Looking to “build a bridge between smart devices and gaming consoles.”

Nintendo / Mario Kart 8

Japan video game maker Nintendo and online gaming firm DeNA are teaming up to develop smartphone games featuring the likes of Super Mario, in a bid to retain users increasingly shunning their console and browser-based games.

The two companies said on Tuesday that they would buy 22 billion yen ($181.4 million) worth of shares in each other as part of a capital and product tie-up. As a result, Nintendo will acquire a 10 percent stake in DeNA, while DeNA will acquire a 1.2 percent stake in Nintendo.

The companies will jointly develop and operate gaming apps, including those with Nintendo’s iconic game characters, for smartphones. They will also launch later this year an online membership service accessible on mobile devices and Nintendo’s existing 3DS portable system and its Wii U console.

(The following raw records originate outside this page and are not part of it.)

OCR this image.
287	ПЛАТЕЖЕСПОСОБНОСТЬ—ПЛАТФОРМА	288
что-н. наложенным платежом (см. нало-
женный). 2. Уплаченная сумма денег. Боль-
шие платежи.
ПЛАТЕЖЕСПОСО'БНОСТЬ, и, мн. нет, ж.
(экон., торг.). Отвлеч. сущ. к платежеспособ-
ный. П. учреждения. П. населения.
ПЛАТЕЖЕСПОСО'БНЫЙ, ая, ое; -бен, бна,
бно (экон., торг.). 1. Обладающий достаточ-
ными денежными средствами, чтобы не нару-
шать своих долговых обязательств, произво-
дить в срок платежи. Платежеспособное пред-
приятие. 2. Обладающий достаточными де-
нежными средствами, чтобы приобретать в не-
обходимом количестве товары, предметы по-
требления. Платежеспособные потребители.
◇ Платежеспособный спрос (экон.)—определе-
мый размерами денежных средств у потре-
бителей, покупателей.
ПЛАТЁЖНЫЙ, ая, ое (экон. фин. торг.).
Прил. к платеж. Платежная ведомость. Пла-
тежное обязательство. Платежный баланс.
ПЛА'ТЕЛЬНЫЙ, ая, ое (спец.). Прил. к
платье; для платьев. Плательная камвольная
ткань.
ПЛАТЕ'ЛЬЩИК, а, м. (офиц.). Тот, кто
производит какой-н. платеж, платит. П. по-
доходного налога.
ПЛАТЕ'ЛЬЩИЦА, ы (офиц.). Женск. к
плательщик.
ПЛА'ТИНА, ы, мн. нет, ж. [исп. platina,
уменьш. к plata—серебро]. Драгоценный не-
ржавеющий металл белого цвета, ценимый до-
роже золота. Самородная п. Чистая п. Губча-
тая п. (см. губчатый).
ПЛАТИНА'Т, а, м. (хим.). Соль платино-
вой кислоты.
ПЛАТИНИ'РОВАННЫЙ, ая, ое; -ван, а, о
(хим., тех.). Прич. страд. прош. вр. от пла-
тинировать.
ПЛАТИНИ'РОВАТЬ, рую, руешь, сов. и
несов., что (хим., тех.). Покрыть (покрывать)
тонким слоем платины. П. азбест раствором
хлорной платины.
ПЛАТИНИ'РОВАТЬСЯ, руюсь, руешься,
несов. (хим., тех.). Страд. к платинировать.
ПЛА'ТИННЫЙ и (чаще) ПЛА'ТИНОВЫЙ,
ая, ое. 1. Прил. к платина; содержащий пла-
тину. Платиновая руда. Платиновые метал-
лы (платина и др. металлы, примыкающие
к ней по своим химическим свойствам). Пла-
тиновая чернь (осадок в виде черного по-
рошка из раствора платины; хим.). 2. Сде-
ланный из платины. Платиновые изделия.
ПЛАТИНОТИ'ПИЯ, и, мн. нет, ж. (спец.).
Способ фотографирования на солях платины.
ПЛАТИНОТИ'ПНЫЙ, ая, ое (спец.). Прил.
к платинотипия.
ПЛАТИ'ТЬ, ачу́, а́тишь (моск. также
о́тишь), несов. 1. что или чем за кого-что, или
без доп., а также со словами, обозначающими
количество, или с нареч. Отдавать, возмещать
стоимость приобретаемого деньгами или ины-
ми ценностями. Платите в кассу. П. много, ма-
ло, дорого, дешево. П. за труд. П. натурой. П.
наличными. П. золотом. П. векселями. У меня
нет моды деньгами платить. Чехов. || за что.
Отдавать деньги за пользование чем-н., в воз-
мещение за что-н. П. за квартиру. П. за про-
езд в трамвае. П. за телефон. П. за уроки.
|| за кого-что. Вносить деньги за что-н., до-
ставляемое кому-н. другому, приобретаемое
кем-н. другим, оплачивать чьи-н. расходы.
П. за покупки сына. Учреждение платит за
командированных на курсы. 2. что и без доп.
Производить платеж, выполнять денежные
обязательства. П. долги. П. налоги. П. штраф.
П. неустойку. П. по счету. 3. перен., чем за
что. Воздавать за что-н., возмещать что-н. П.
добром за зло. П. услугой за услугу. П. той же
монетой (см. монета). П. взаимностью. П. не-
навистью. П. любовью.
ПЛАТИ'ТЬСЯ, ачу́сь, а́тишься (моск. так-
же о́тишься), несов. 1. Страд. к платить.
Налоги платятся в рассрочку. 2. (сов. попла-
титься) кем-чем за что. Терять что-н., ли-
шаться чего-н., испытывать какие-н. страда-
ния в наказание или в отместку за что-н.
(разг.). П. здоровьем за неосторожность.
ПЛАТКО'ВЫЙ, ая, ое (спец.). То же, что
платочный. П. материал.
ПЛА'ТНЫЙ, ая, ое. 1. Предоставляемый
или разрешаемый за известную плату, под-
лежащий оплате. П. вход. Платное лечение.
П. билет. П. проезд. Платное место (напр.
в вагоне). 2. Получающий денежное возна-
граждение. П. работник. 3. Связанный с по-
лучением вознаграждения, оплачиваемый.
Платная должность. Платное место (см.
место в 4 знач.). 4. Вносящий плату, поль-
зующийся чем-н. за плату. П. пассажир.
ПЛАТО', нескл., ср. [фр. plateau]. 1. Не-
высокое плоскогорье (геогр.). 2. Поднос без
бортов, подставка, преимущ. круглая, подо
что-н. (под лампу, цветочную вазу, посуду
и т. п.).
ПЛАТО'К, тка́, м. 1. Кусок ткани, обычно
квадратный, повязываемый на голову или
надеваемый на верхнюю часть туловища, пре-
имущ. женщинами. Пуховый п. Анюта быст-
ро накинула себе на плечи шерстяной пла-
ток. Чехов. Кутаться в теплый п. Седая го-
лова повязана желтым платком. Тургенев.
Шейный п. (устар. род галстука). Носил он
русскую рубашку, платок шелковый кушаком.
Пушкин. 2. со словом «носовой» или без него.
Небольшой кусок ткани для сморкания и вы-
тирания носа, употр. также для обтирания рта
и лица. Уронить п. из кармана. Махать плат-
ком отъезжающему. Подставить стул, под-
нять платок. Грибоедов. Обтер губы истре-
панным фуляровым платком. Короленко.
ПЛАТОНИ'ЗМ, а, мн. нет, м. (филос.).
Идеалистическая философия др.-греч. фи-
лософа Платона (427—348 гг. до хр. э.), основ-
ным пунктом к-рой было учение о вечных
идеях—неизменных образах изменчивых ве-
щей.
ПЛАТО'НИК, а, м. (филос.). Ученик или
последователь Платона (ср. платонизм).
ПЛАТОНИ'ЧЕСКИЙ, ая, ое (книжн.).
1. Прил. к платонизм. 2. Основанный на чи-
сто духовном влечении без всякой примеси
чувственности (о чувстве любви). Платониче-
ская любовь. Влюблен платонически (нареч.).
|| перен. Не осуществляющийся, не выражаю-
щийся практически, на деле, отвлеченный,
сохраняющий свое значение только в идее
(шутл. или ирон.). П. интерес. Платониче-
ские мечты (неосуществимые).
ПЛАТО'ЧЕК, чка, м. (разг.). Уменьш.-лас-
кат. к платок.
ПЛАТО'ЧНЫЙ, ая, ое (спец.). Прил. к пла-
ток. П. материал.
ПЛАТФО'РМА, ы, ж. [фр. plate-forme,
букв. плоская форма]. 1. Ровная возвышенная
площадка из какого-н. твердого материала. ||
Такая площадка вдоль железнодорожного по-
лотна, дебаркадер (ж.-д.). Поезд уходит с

“This will allow us to build a bridge between smart devices and gaming consoles,” Nintendo President Satoru Iwata told reporters. “It doesn’t mean smart devices will eat away at gaming consoles; it will create an entirely new type of demand.”

Analysts have long called on Nintendo to shift its focus to mobile devices after losing customers to both smartphone gaming app makers and console rivals like PlayStation maker Sony and Xbox maker Microsoft.

Nintendo had long resisted such pressure, pinning hopes on making hits out of games such as Mario Kart 8, but earlier this year, it halved its operating earnings target for the fiscal year through March to 20 billion yen ($169 million), citing weak sales of its 3DS handheld device in the year-end holiday season.

DeNA, which grew from a startup launched in 1999 to a major online gaming company, has also lost its momentum in the past two years as users moved on to more popular gaming apps. DeNA mainly develops games played on browsers.

As a result of the capital alliance, Nintendo will become the second-largest shareholder of DeNA after its founder, Tomoko Namba, who has a 13.1 percent stake.